When Jewish characters (for example) are on the screen, does the audience get more than an occasion reference to Chanukah? Or do they just get a surname, or a trope? Or worse, do they get thinly-veiled anti-Semitic caricatures? Are LGBTQ characters defined by their sexuality, or are they stereotyped, or is it no big deal? Or are they killed off quickly, once they're no longer useful to the plot, the show runners, or the network?

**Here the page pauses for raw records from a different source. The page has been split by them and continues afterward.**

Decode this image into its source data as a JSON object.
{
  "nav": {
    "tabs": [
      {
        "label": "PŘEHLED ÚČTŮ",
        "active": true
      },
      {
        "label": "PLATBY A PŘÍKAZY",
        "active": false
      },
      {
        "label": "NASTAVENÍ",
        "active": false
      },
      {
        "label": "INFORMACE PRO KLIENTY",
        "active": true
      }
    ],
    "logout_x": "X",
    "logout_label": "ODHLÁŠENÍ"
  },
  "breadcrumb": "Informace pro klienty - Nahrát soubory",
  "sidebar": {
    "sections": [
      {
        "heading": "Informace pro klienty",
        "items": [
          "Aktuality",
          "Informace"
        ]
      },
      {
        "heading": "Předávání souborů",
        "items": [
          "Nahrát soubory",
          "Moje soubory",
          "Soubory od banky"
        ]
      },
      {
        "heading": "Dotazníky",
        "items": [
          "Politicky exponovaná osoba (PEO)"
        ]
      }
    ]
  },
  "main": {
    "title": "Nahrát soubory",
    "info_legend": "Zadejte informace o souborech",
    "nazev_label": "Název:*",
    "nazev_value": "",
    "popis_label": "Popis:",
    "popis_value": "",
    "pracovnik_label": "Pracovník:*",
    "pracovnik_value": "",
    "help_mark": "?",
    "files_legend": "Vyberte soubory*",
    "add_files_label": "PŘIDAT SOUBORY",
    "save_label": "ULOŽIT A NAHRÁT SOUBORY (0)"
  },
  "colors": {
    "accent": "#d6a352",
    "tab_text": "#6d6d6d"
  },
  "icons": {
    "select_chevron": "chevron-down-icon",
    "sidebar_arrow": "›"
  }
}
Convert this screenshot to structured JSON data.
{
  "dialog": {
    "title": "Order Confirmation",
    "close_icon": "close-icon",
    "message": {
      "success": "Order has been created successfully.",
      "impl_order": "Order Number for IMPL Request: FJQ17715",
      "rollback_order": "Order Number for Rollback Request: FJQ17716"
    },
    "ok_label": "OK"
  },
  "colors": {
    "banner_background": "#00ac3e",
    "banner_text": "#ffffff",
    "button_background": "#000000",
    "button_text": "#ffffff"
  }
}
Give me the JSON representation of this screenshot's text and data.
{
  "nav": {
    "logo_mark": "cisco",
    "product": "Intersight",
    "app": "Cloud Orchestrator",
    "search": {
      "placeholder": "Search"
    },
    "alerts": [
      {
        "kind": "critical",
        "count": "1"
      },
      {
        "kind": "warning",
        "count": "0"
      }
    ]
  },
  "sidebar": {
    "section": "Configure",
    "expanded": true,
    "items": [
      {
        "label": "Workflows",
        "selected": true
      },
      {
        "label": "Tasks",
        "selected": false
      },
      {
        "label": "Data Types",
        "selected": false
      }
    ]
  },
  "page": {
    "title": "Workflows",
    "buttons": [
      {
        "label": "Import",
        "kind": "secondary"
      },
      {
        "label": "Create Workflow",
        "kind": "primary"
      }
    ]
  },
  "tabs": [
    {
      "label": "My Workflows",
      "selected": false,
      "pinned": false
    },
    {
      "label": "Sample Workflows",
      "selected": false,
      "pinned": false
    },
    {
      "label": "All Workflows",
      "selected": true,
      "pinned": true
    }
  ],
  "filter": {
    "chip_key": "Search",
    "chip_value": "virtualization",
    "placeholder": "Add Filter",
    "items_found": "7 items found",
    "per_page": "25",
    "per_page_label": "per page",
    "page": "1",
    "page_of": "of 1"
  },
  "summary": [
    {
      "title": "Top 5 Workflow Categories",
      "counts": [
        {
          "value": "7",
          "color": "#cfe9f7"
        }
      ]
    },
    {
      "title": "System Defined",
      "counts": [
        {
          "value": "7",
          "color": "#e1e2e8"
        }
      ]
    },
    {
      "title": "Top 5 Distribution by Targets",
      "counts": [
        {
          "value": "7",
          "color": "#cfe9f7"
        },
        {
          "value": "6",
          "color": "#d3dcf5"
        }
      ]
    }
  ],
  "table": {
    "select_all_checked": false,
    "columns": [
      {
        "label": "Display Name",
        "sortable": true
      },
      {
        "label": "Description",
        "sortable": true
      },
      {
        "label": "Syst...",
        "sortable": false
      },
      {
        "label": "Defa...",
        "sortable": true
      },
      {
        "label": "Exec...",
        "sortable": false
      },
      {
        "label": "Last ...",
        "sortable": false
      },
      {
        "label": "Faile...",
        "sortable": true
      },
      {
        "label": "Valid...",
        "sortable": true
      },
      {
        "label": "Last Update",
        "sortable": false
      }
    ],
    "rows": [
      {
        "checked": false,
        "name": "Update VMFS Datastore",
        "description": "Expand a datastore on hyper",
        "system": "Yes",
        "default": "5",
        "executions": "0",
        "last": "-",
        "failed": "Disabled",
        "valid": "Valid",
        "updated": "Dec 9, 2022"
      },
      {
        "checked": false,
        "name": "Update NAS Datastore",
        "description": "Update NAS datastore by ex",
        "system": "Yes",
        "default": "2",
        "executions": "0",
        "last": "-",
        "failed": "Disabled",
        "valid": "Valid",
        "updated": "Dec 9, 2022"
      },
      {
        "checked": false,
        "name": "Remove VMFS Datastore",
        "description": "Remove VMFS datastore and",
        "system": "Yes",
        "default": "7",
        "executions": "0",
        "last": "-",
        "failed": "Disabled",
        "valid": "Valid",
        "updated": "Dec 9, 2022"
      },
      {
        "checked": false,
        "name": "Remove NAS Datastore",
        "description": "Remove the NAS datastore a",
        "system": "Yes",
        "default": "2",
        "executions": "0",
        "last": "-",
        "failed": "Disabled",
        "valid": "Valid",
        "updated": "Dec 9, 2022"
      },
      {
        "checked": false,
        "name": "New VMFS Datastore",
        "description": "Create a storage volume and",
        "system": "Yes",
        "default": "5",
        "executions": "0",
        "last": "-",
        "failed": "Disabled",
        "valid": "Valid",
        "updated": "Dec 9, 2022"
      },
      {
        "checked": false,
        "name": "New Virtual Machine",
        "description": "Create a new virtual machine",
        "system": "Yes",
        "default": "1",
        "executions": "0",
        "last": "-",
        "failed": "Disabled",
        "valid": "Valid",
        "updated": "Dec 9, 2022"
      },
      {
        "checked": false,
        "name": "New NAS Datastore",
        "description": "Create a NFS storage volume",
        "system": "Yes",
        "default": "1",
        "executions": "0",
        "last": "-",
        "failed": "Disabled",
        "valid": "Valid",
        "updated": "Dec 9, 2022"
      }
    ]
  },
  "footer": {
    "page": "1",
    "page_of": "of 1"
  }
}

No matter how bad your review is, it will still be listed on your reviewer page on Amazon (yes, they exist; just click on a reviewer's name). This is a small spreading of news/linking back, and it will be helpful—almost no matter what you say. Almost.
Because this is not a negative review, you can add some length to it. But because it's not unremittingly positive, it does not have to be lengthy. The ideal length is probably about 50 to 100 words. If you want to say more, contact the writer in private. For self-published works, editing and republishing are usually pretty easy. Hence if you find a glaring translation error, the writer can fix it. You can save the day with your review.
Yet another thing to think about concerns the making of films. When films open, they are huge collaborative efforts which include not only the writers, actors, makeup and set people, special effects, the director, and the producer. They are also a product of budgets, and of timing. When a tragedy occurs, a film might be delayed, or even shelved indefinitely. And the same thing can happen if the star dies or becomes embroiled in a scandal. Furthermore, some films would benefit from an update in special effects technology. And others would change with our current social sensibilities regarding feminism, LGBTQ rights, and other issues.